A trophy-less T20 World Cup and Kohli might just have to play as a pure batsman in the 50-over format also.

There are no marks for guessing that even in the dressing room, Kohli's deputy Rohit Sharma is considered as a "leader", who has effectively learnt to take a young troop along, having done that year after year for Mumbai Indians in the Indian Premier League.

It is one of the worst kept secrets in Indian cricket that 'King Kohli', for some time, has not exactly enjoyed the full support of the dressing room.

His style of functioning, according to those who have watched him closely, borders on autocracy with very little room for inclusiveness. Be it playing two spinners in the World Test Championship final at Southampton or not letting any player settle down in the No.4 position before the 2019 World Cup, his lack of flexibility has often been talked about in hushed tones.

More recently, in the Test series against England, the decision to bench world's No.1 off-spinner Ravichandran Ashwin did stick out like a sore thumb even though India led 2-1.

He did enjoy supreme authority before the Adelaide Test against Australia earlier this year. But the 36 all out and his subsequent paternity break changed a lot of things.

No one would say this openly but players felt more united than ever and were in a very happy space when they rallied to beat a full-strength Australia (unlike 2018-19), including a fabulous drawn game.

By the time, Kohli rejoined the India set-up during the home series against England, he knew that the youngsters, who came of age, had empowered themselves with solid individual performances.

"The problem with Virat is his communication. In case of MS (Dhoni), his room would be open 24x7 and players could just walk in, play the PS4, have a meal and let their hair down and if required talk cricket.

"Beyond the ground, Kohli is literally incommunicado," a former India player, who has seen Kohli's early days of captaincy, told PTI during an informal chat.

"Rohit has shades of MSD but in a different manner. He takes the junior players out for meals, gives them a friendly pat on the back when they are down and knows the mental aspects of a player's make-up inside out," the ex-cricketer said.

When it comes to handling junior players, the biggest complaint against Virat is leaving them in the lurch when the chips are down.

"Kuldeep Yadav, after a five-wicket haul in Australia, went downhill. Ditto for Rishabh Pant when he wasn't in form. Umesh Yadav, a senior bowler, who is a workhorse on Indian pitches, never gets an answer on why he is not considered till someone gets injured? "He speaks about communication at media conferences but this is the truth that he has hardly hand-held any player when they needed their captain the most," another cricketer, who is privy to Kohli's chop-and-change policy, said.

A senior BCCI official pointed out an interesting aspect of the Board's media release on Thursday.

"If you look at Sourav and Jay's statements, both have congratulated but not a word uttered if he would remain the captain till 2023 ODI World Cup. So, he would remain, is a far-fetched conclusion," he said.

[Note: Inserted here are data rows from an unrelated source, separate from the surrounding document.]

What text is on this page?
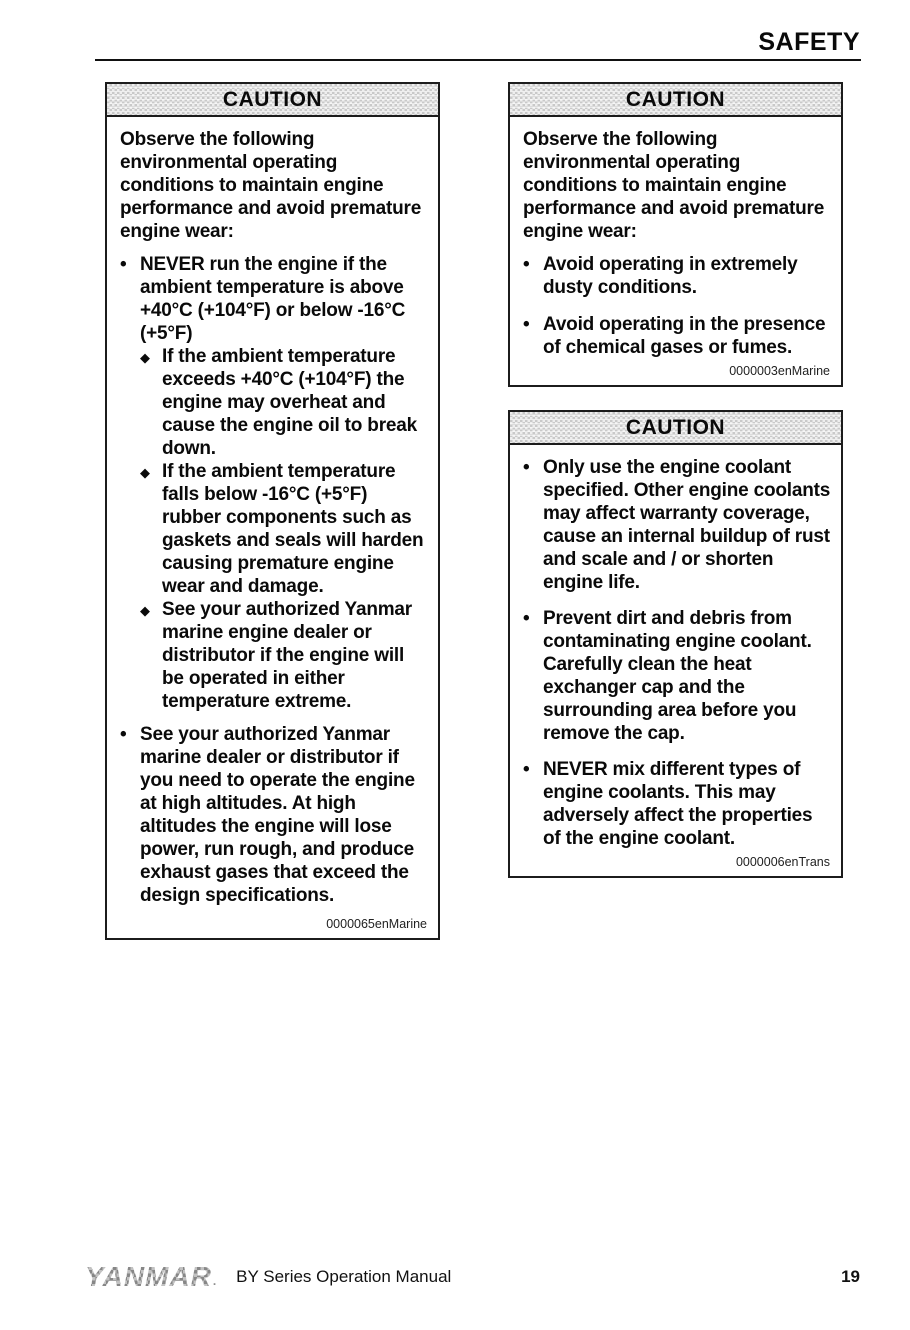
SAFETY
CAUTION
Observe the following environmental operating conditions to maintain engine performance and avoid premature engine wear:
• NEVER run the engine if the ambient temperature is above +40°C (+104°F) or below -16°C (+5°F)
◆ If the ambient temperature exceeds +40°C (+104°F) the engine may overheat and cause the engine oil to break down.
◆ If the ambient temperature falls below -16°C (+5°F) rubber components such as gaskets and seals will harden causing premature engine wear and damage.
◆ See your authorized Yanmar marine engine dealer or distributor if the engine will be operated in either temperature extreme.
• See your authorized Yanmar marine dealer or distributor if you need to operate the engine at high altitudes. At high altitudes the engine will lose power, run rough, and produce exhaust gases that exceed the design specifications.
0000065enMarine
CAUTION
Observe the following environmental operating conditions to maintain engine performance and avoid premature engine wear:
• Avoid operating in extremely dusty conditions.
• Avoid operating in the presence of chemical gases or fumes.
0000003enMarine
CAUTION
• Only use the engine coolant specified. Other engine coolants may affect warranty coverage, cause an internal buildup of rust and scale and / or shorten engine life.
• Prevent dirt and debris from contaminating engine coolant. Carefully clean the heat exchanger cap and the surrounding area before you remove the cap.
• NEVER mix different types of engine coolants. This may adversely affect the properties of the engine coolant.
0000006enTrans
YANMAR . BY Series Operation Manual	19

It is learnt that head coach Ravi Shastri, who will step down at the end of T20 World Cup, has spoken extensively to him and Kohli will now concentrate on his original endeavour -- to surpass the 100 international hundreds scored by Sachin Tendulkar.

It would be difficult to reach 50 Test hundreds but with 44 in ODIs, he can surely rake up a lot more in his pursuit of that world record.

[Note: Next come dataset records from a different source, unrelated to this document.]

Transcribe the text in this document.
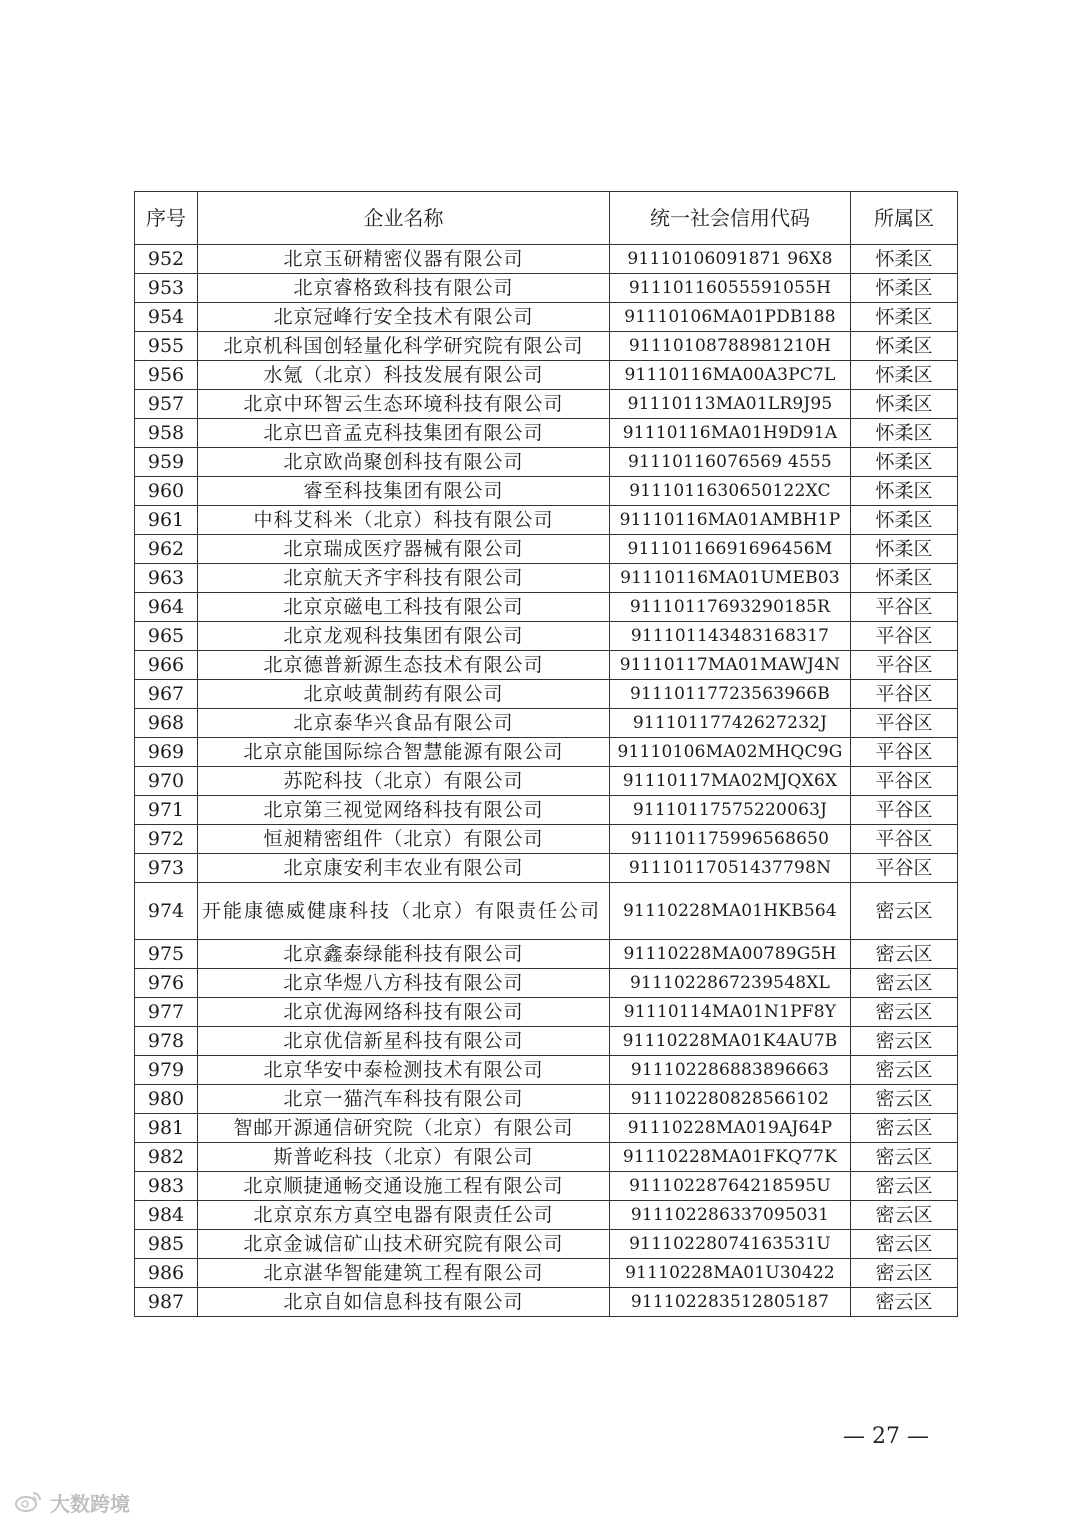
序号	企业名称	统一社会信用代码	所属区
952	北京玉研精密仪器有限公司	91110106091871 96X8	怀柔区
953	北京睿格致科技有限公司	91110116055591055H	怀柔区
954	北京冠峰行安全技术有限公司	91110106MA01PDB188	怀柔区
955	北京机科国创轻量化科学研究院有限公司	91110108788981210H	怀柔区
956	水氪（北京）科技发展有限公司	91110116MA00A3PC7L	怀柔区
957	北京中环智云生态环境科技有限公司	91110113MA01LR9J95	怀柔区
958	北京巴音孟克科技集团有限公司	91110116MA01H9D91A	怀柔区
959	北京欧尚聚创科技有限公司	91110116076569 4555	怀柔区
960	睿至科技集团有限公司	9111011630650122XC	怀柔区
961	中科艾科米（北京）科技有限公司	91110116MA01AMBH1P	怀柔区
962	北京瑞成医疗器械有限公司	91110116691696456M	怀柔区
963	北京航天齐宇科技有限公司	91110116MA01UMEB03	怀柔区
964	北京京磁电工科技有限公司	91110117693290185R	平谷区
965	北京龙观科技集团有限公司	911101143483168317	平谷区
966	北京德普新源生态技术有限公司	91110117MA01MAWJ4N	平谷区
967	北京岐黄制药有限公司	91110117723563966B	平谷区
968	北京泰华兴食品有限公司	91110117742627232J	平谷区
969	北京京能国际综合智慧能源有限公司	91110106MA02MHQC9G	平谷区
970	苏陀科技（北京）有限公司	91110117MA02MJQX6X	平谷区
971	北京第三视觉网络科技有限公司	91110117575220063J	平谷区
972	恒昶精密组件（北京）有限公司	911101175996568650	平谷区
973	北京康安利丰农业有限公司	91110117051437798N	平谷区
974	开能康德威健康科技（北京）有限责任公司	91110228MA01HKB564	密云区
975	北京鑫泰绿能科技有限公司	91110228MA00789G5H	密云区
976	北京华煜八方科技有限公司	9111022867239548XL	密云区
977	北京优海网络科技有限公司	91110114MA01N1PF8Y	密云区
978	北京优信新星科技有限公司	91110228MA01K4AU7B	密云区
979	北京华安中泰检测技术有限公司	911102286883896663	密云区
980	北京一猫汽车科技有限公司	911102280828566102	密云区
981	智邮开源通信研究院（北京）有限公司	91110228MA019AJ64P	密云区
982	斯普屹科技（北京）有限公司	91110228MA01FKQ77K	密云区
983	北京顺捷通畅交通设施工程有限公司	91110228764218595U	密云区
984	北京京东方真空电器有限责任公司	911102286337095031	密云区
985	北京金诚信矿山技术研究院有限公司	91110228074163531U	密云区
986	北京湛华智能建筑工程有限公司	91110228MA01U30422	密云区
987	北京自如信息科技有限公司	911102283512805187	密云区
— 27 —
大数跨境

It is also being said that Kohli went to the selection committee with a proposal that Rohit be removed from the ODI vice-captaincy as he is 34.

He wanted the ODI vice-captaincy to be handed to K L Rahul with Rishabh Pant performing the role in the T20 format.

"This didn't go down well with the Board which believes that Kohli doesn't want an actual successor," a Board source said.

In the BCCI corridors, officials have figured that Kohli wants to safeguard his 50-over captaincy till the 2023 World Cup.

However, it is reliably learnt that it might not happen as in the past few months, Kohli has managed to alienate more people -- the players, the support staff, the national selectors and last but not the least the board mandarins.